Recently, the Low-Dimensional Materials Research Group of the College of Materials Science and Engineering, Jilin University has made new advances in the electrocatalytic oxygen evolution reaction of pentlandite. The research paper titled Rapid Surface Reconstruction of Pentlandite by High-Spin State Iron for Efficient Oxygen Evolution Reaction has been published in Angewandte Chemie International Edition.
The oxygen evolution reaction (OER) is a critical reaction in energy conversion processes, yet its reaction kinetics are limited by the sluggish multi-step proton-coupled electron transfer process. During OER operation, electrochemical-induced surface reconstruction occurs on catalysts, and the newly reconstructed components are recognized as the actual active species. Recent studies have indicated that Fe serves as the active site for reconstruction reactions, and regulating its spin configuration is of great significance for developing high-activity catalysts. However, the factors affecting reconstruction reactions are complex and variable, and the modulation of metal ion spin states as well as their influence on the kinetics of OER reconstruction reactions remain unclear.
In this work, a surface electronic regulation strategy is adopted to realize the spin configuration transition of metal ions in Fe₅Ni₄S₈ (FNS). On this basis, in-situ XPS combined with a series of molecular dynamics simulations are used to explore the effects of spin state modulation on reconstruction kinetics and catalytic activity. The results reveal that high-spin Fe species in FNS-400 facilitate the accumulation of surface OH⁻, accelerate interfacial electron transfer, and boost the kinetic rate of surface reconstruction.
Figure 1. (a) XRD patterns of FNS and FNS-X; (b) FT-IR spectra of FNS and FNS-400; (c) Raman spectra of FNS and FNS-400; (d) TEM image of FNS-400; (e) HRTEM image of FNS-400; (f) HAADF-STEM image and corresponding elemental mapping of FNS-400.
Meanwhile, density functional theory (DFT) calculations demonstrate that high-spin Fe possesses a lower d-band center, which weakens the adsorption of oxygen-containing intermediates, promotes the rapid desorption of active intermediates, and thereby enhances OER catalytic activity. In 1 M KOH electrolyte, the optimized catalyst delivers an ultralow overpotential of 245 mV at 10 mA cm⁻² and exhibits outstanding long-term stability at a current density of 100 mA cm⁻². Focusing on the intrinsic correlation between reconstructive capacity and spin states, this work opens up a brand-new avenue for the design and application of FeNi-based catalysts.

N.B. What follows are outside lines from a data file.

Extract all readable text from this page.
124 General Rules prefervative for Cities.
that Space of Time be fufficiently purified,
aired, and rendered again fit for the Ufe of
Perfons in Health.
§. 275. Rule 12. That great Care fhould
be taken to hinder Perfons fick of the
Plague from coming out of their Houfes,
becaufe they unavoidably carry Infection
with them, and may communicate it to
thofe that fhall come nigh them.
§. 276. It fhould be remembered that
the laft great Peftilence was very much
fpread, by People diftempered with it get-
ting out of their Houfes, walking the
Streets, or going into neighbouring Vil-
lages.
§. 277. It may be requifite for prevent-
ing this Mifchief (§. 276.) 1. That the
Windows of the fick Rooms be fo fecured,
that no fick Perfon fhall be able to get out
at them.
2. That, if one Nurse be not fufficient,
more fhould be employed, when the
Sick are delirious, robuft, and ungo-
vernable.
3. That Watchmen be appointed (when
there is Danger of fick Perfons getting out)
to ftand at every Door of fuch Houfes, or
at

Figure 2. In-situ Ni 2p₃/₂ XPS spectra at different potentials for (a) FNS and (b) FNS-400; In-situ O 1s XPS spectra at different potentials for (c) FNS and (d) FNS-400; Molecular dynamics simulation models of (e) FNS and (f) FNS-SDS in 1 M KOH solution; (g) Time-dependent distance between Fe central sites and OH⁻ particles obtained from molecular dynamics simulations of FNS and FNS-SDS.
Du Zhengyan and Meng Zeshuo, 2021 master students majoring in Materials Physics and Chemistry at the College of Materials Science and Engineering, Jilin University, are the co-first authors of this paper. The corresponding authors are Professor Tian Hongwei and Professor Yu Shansheng from the Low-Dimensional Materials Research Group, College of Materials Science and Engineering, Jilin University. This research was supported by the Key Research and Development Program of Jilin Provincial Department of Science and Technology.